Amamos el hustle y el dinero, pero vernos como un panda con ojeras permanentes no es estético ni empoderador. Nos vendieron que ser una girl boss era trabajar 24/7, pero la realidad es que el cementerio está lleno de gente “indispensable”. Si te despiertas más cansada de lo que te dormiste y tu paciencia es más corta que tu café del lunes, detente. Hoy vamos a hacer un reality check para saber si estás construyendo un imperio o simplemente cavando un hoyo para tu salud mental.
Responde con total honestidad. Si tienes más de 3 “SÍ”, estás en la zona roja:
- ¿El descanso te da culpa?

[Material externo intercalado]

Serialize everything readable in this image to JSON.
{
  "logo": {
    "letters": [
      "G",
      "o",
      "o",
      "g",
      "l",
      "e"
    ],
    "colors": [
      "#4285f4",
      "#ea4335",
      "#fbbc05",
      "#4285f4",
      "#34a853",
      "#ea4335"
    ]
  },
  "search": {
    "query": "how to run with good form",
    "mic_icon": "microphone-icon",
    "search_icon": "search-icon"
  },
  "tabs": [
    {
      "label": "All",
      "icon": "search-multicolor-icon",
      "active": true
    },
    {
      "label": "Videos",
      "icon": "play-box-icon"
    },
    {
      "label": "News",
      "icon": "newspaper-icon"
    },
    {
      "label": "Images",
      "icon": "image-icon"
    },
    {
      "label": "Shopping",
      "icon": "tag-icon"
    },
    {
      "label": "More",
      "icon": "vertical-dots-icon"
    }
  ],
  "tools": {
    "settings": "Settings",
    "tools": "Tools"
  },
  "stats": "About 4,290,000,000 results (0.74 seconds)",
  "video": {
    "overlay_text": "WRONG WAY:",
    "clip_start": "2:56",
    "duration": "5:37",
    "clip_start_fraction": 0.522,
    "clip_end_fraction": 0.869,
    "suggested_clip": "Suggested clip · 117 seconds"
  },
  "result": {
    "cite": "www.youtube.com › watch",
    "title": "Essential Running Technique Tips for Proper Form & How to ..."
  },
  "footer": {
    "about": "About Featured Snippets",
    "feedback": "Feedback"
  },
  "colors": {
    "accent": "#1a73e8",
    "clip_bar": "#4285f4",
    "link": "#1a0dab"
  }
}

Sientes que si no estás siendo productiva, estás perdiendo el tiempo o alguien te va a alcanzar.
- ¿Tu memoria está fallando? Olvidas llaves, nombres o citas básicas porque tu CPU mental no tiene espacio para un archivo más.
- ¿Cualquier “ping” te irrita? El sonido de las notificaciones te genera una micro-descarga de adrenalina negativa.
- ¿Has descuidado tu “mantenimiento” básico? Saltas comidas, no vas al gym o tu rutina de skin-care de 10 pasos ahora es solo echarte agua (o nada).
- ¿Sientes que nada de lo que haces es suficiente? El fenómeno del “impostor” mezclado con agotamiento.
Según el psicólogo organizacional Herbert Freudenberger, el burnout no es cansancio, es una erosión del alma. Si eres una verdadera “Girl Boss”, sabes que el activo más valioso de tu empresa eres TÚ. Sin salud, no hay imperio.
Dato Cosmo
El 42% de las mujeres en puestos de liderazgo reportan niveles de agotamiento mucho más altos que sus pares masculinos. ¿La razón? La carga mental de “tener que ser perfecta” en todo. ¡Suelta la capa, no eres “Wonder Woman”!
El éxito que te cuesta la salud es en realidad un fracaso. Aprende a decir “no puedo con esto hoy” para que puedas decir “lo logré” mañana, porque una jefa inteligente sabe que descansar es la estrategia de productividad más brillante de todas.